Ein erneuter Zoom findet statt, begleitet von einem Gong. Ein pandarisches Mönchskloster, hoch oben in den Bergen. Eisiger Wind umweht die Mauern. Der Gong erklingt erneut. Chin-Yuah kniet, tief verbeugt, vor einer Anhöhe, auf der ein Pandaren in blau-weißer, fließender Robe mit tiefschwarzem Pelz eine feierliche Rede hält, den Blick stolz auf den jungen Mönch in Schülerkleidung gerichtet, hinter beiden eine große Gruppe Pandaren beiderlei Geschlechts, ebenfalls auf Knien, jedoch nicht verbeugt. Außer der Stimme des Meisters, dem Wind und dem ausklingenden Gong herrscht vollkommene, andächtige Stille. "Chin-Yuah Weichherz, es ist mir eine große Ehre, euch fortan Meister der Hand nennen zu dürfen. Erhebt euch, Meister, und nehmt die Abschriften unseres Weges an euch, wie es eurem Stand gebührt!" Erneut wird der Gong geschlagen.

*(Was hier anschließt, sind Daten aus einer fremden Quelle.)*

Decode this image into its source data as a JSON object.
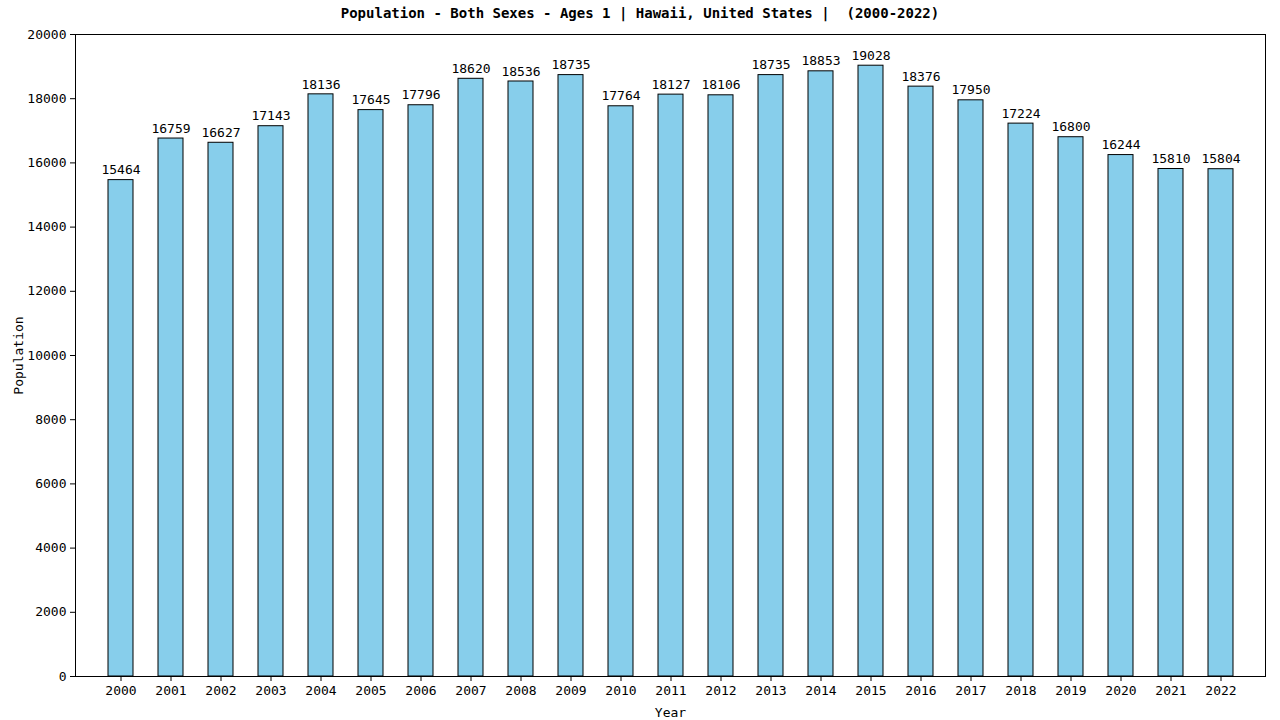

Chins Bewegungen wurden rascher und blieben dennoch ebenso kraftvoll wie zuvor. Ein erneuter Sprung, der Stab wirbelte scheinbar ohne sein Zutun zweimal schräg um die eigene Achse und der Pandaren landete erneut im Wasser. Fass und Flaschen glitten wie Eisvögel über das kalte Nass.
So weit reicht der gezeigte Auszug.